Thank you in advance for any advice and guidance you can provide on these questions.
Kind regards,
Emma
Updated by Understanding Society User Support Team 7 months ago
- Category set to Weights
- Assignee changed from Understanding Society User Support Team to Olena Kaminska
Updated by Olena Kaminska 7 months ago
Emma,
Thank you for your questions. The answers to all of your questions are yes. A few additional notes.
You don't assume these are different people but should include pidp as a second level after psu in your multilevel levels.
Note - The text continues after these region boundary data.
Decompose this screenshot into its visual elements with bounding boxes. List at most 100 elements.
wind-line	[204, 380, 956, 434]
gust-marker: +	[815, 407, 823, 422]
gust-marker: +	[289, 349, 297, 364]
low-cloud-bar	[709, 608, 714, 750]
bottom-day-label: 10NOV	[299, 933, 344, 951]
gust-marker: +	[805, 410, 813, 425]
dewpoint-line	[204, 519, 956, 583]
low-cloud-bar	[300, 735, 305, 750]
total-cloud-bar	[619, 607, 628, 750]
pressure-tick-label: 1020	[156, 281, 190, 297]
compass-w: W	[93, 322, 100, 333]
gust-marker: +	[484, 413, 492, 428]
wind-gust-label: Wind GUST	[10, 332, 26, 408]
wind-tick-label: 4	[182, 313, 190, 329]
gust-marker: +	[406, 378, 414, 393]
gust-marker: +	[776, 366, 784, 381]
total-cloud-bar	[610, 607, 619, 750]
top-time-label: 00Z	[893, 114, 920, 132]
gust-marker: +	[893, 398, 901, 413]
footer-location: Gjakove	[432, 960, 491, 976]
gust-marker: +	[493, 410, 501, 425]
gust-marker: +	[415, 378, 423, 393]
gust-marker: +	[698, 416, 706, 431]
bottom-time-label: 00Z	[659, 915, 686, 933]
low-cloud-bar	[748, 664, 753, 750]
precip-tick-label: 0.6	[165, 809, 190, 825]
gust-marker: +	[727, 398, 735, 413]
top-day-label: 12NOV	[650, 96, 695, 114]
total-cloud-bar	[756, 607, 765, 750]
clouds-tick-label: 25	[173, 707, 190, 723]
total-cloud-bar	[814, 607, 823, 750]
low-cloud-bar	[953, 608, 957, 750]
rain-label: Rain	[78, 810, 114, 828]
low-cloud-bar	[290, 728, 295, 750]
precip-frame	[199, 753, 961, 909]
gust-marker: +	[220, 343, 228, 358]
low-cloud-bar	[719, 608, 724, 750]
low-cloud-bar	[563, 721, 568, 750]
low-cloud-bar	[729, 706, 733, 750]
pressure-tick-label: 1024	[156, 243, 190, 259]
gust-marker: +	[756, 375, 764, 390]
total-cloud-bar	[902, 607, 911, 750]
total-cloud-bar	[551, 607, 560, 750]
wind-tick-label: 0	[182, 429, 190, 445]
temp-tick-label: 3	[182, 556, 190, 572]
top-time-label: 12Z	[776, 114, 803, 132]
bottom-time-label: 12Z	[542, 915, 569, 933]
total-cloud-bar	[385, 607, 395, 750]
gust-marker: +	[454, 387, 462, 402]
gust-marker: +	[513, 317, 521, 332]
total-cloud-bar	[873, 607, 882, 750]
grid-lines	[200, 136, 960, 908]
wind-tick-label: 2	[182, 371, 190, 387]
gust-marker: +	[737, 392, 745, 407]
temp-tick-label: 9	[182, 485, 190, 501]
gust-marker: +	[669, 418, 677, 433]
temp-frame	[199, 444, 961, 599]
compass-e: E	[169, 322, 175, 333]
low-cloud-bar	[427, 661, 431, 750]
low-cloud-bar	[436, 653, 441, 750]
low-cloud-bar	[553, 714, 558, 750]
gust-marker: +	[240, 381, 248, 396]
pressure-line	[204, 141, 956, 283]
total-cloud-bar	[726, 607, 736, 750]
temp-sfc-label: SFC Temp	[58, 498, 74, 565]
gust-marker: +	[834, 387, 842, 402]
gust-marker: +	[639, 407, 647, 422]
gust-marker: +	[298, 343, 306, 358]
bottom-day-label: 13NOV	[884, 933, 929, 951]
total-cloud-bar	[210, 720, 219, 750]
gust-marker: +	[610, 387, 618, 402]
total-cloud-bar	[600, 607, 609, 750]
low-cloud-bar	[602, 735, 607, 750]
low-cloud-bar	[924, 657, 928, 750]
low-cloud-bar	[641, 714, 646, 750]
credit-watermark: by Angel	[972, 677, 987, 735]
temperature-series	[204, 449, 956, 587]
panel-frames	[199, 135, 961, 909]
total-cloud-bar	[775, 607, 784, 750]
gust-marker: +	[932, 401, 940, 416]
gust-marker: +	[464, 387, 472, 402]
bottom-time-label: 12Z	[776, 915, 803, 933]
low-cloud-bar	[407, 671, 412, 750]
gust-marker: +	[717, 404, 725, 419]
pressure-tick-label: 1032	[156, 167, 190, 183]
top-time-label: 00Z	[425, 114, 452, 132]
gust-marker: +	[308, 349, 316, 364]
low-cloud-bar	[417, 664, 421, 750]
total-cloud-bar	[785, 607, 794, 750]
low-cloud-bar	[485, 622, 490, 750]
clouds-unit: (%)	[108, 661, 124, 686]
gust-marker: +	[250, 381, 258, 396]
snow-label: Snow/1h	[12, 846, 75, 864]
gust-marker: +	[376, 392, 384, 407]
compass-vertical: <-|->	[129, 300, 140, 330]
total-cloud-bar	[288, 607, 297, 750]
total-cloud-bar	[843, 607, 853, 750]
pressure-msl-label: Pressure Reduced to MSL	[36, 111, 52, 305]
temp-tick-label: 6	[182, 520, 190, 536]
You should create scaled weights under one name.
And full wave with our _xw weights represent the population at that time point. You are then pooling multiple cross-sectional samples from different time points. You don't need any further adjustments.
Hope this helps,
Olena
Updated by Emma Kemp 7 months ago
Hi Olena,
Thank you very much for your response.
In regard to including pidp as a second level after psu in multilevel levels - how would I go about doing this?
Currently my do-file looks like this (see below). Would I add pidp into the svyset set up? e.g.
svyset, clear
svyset l_psu pidp [pweight = weightscaled], strata(l_strata) singleunit(scaled)
CURRENT DO-FILE
_______________________________________________________________
PART 5: DECLARE COMPLEX SURVEY DESIGN for POOLED OLS
________________________________________________________________*/
- set correct weights
svyset, clear
svyset l_psu [pweight = weightscaled], strata(l_strata) singleunit(scaled)
/*_______________________________________________________________________
PART 4: POOLED OLS
________________________________________________________________*/
- Running a simple OLS regression - controls inspired by powdthavee 2008 *
asdoc svy: regress lfsato NSC_index i.age_group_destr age2 male_dummy jbstat_simple edu_simple mastat_simple tenure_dummy hhsize_simple nchild_simple scsf1_combined_r i.gor_dv i.wave ,
// title(Table 3: Pooled OLS) save(RQ1_results_POLS.doc), replace
Thanks again Olena,
Emma
Updated by Olena Kaminska 7 months ago
Emma,
You aren't using multilevel model. Your set up is fine as it is, and you don't need to include pidp in this setup.
Best,
Olena
Updated by Understanding Society User Support Team 7 months ago
- Status changed from New to Feedback
- Assignee deleted (
Olena Kaminska) - % Done changed from 0 to 90
- Private changed from Yes to No